3D bioprinting is a new technology that gives the option of creating human organs to replace damaged ones.  

This means that similar to other types of additive manufacturing, bioprinting uses a digital file as a blueprint to print an object with cells and biomaterials, creating structures that let living cells within them multiply to form a new organ. 

Experts at ‘Interesting Engineering’ which is a global scientific and engineering journal explain that these organs are printed layer by layer just like any 3D printing process. 

However, rather than using a CAD file, they are created using a digital model with computed tomography and MRI scans.

“Bioprinting has thus far produced an anti-bacterial tooth, an ovary, a bionic ear, elastic bones, lungs, a heart, an eye and perhaps, more impressively, human skin.

Skin transplants

Today, bioprinters can even lay down strips of skin on an affected area. Doctors and scientists are already testing bioprinters that can create skin transplants.”

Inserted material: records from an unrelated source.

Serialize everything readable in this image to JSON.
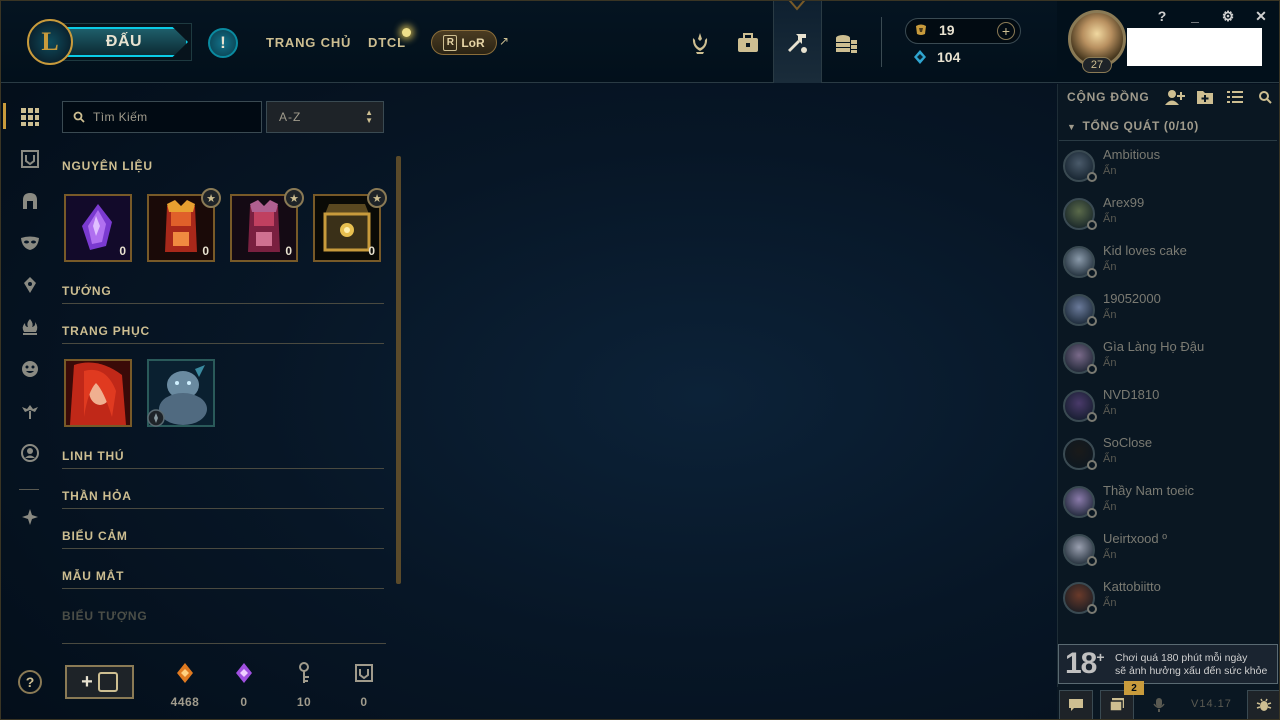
{
  "topbar": {
    "play_label": "ĐẤU",
    "nav_home": "TRANG CHỦ",
    "nav_tft": "DTCL",
    "nav_lor": "LoR",
    "nav_lor_mark": "R",
    "ext_arrow": "↗",
    "alert_glyph": "!"
  },
  "currency": {
    "rp": "19",
    "be": "104"
  },
  "profile": {
    "level": "27"
  },
  "window_controls": {
    "help": "?",
    "minimize": "_",
    "settings": "⚙",
    "close": "✕"
  },
  "collection": {
    "search_placeholder": "Tìm Kiếm",
    "sort_value": "A-Z",
    "sections": {
      "materials": "NGUYÊN LIỆU",
      "champions": "TƯỚNG",
      "skins": "TRANG PHỤC",
      "pets": "LINH THÚ",
      "totems": "THẦN HỎA",
      "emotes": "BIỂU CẢM",
      "ward_skins": "MẪU MẮT",
      "icons": "BIỂU TƯỢNG"
    },
    "materials": [
      {
        "name": "mythic-essence",
        "count": "0",
        "star": false
      },
      {
        "name": "red-chest",
        "count": "0",
        "star": true
      },
      {
        "name": "purple-chest",
        "count": "0",
        "star": true
      },
      {
        "name": "hextech-chest",
        "count": "0",
        "star": true
      }
    ],
    "star_glyph": "★"
  },
  "resources": [
    {
      "name": "orange-essence",
      "value": "4468"
    },
    {
      "name": "mythic-essence",
      "value": "0"
    },
    {
      "name": "key",
      "value": "10"
    },
    {
      "name": "chest",
      "value": "0"
    }
  ],
  "craft_button": {
    "plus": "+"
  },
  "help_button": "?",
  "social": {
    "header": "CỘNG ĐỒNG",
    "group": "TỔNG QUÁT (0/10)",
    "friends": [
      {
        "name": "Ambitious",
        "status": "Ẩn",
        "color": "#4a5a6a"
      },
      {
        "name": "Arex99",
        "status": "Ẩn",
        "color": "#5a6a4a"
      },
      {
        "name": "Kid loves cake",
        "status": "Ẩn",
        "color": "#8a9aaa"
      },
      {
        "name": "19052000",
        "status": "Ẩn",
        "color": "#6a7a9a"
      },
      {
        "name": "Gìa Làng Họ Đậu",
        "status": "Ẩn",
        "color": "#7a6a8a"
      },
      {
        "name": "NVD1810",
        "status": "Ẩn",
        "color": "#4a3a6a"
      },
      {
        "name": "SoClose",
        "status": "Ẩn",
        "color": "#1a1a1a"
      },
      {
        "name": "Thầy Nam toeic",
        "status": "Ẩn",
        "color": "#8a7aaa"
      },
      {
        "name": "Ueirtxood º",
        "status": "Ẩn",
        "color": "#9aa0b0"
      },
      {
        "name": "Kattobiitto",
        "status": "Ẩn",
        "color": "#6a3a2a"
      }
    ],
    "age_rating": "18",
    "age_plus": "+",
    "age_notice_line1": "Chơi quá 180 phút mỗi ngày",
    "age_notice_line2": "sẽ ảnh hưởng xấu đến sức khỏe",
    "notification_count": "2",
    "version": "V14.17"
  }
}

The researchers at NEI further disclose that they printed a combination of cells that form the outer blood-retina barrier— eye tissue that supports the retina's light-sensing photoreceptors. 

In an official press release, they explained that the method makes it possible to research age-related macular degeneration and other degenerative retinal illnesses using a theoretically limitless supply of patient-derived tissue (AMD).

According to Dr Kapil Bharti, who heads the NEI Section on Ocular and Stem Cell Translational Research, AMD starts in the outer blood-retina barrier.

“However, mechanisms of AMD initiation and progression to advanced dry and wet stages remain poorly understood due to the lack of physiologically relevant human models." 

The section head and his colleagues further disclose that they used a hydrogel to mix three immature choroidal cell types: pericytes and endothelial cells, which are important components of capillaries, and fibroblasts, which give tissues structure. The gel was then printed on a biodegradable scaffold by the scientists. The cells began to grow into a dense capillary network within days.

Implanted cells

“On the ninth day, the researchers implanted cells from the retinal pigment epithelium (RPE). RPE is usually formed from a single layer of regular polygonal cells arranged at the outermost layer of the retina. The outer side of the RPE is connected to Bruch's membrane and the choroid, while the inner side is connected to the outer segment of photoreceptor cells and is on the other side of the scaffold. 

On day 42, the printed tissue was fully developed,” the researchers' highlight. 

As per tissue investigations, genetic tests, and functional analysis, the printed tissue resembled the natural outer blood-retina barrier in appearance and behaviour. 

Under conditions of generated stress, printed tissue displayed early AMD characteristics, such as drusen deposits beneath the RPE, and advanced to late dry-stage AMD, where tissue deterioration was seen. 

Speaking to the Nation. Africa in an exclusive interview, Mr Albert Masua who is an ophthalmologist at Kwale Eye Centre lauded the new development. 

“Stem cells are the way to go in terms of cell regeneration. 

This is because stem cells do not conform to one type of cell but with scientific modification then they can be altered to certain cells.

My hope is if we can have stem cells regenerate the non-regenerative type, especially the nerve cells,” he said. He, however, explained that nerve cells do not regenerate in normal situations. 

“So if this can occur then we can reverse so much, especially for patients with end-stage glaucoma and optic atrophy.” 

According to Kenya’s guidelines for the management of glaucoma, a disease that gradually affects the optic nerve, is the second leading cause of vision loss globally, and it continues to pose a challenge to eye health professionals, in Kenya, it is estimated that 4.3 per cent of persons aged above 50 years have the glaucoma disease. 

“The blindness caused by glaucoma is irreversible. We know that if diagnosed early, and with quality care, blindness due to glaucoma can be prevented. Comprehensive glaucoma care is one of the fields in eye care that requires a lot of research to establish evidence for best practices, especially for the Africa region,” the Ministry of Health (MoH) observes. 

“The development of these national glaucoma guidelines is in line with one of the items of the Big 4 National Agenda: Universal health coverage (UHC) that includes affordable quality healthcare for all. It will not be UHC without eye care and for that matter quality glaucoma care.

 While much is unknown about glaucoma, especially in the African race, the guidelines will need to be reviewed from time to time to adapt to the changing trends, technology and recent scientific evidence in tackling the disease,” Dr Patrick Amoth who is the Director General for Health at MoH notes.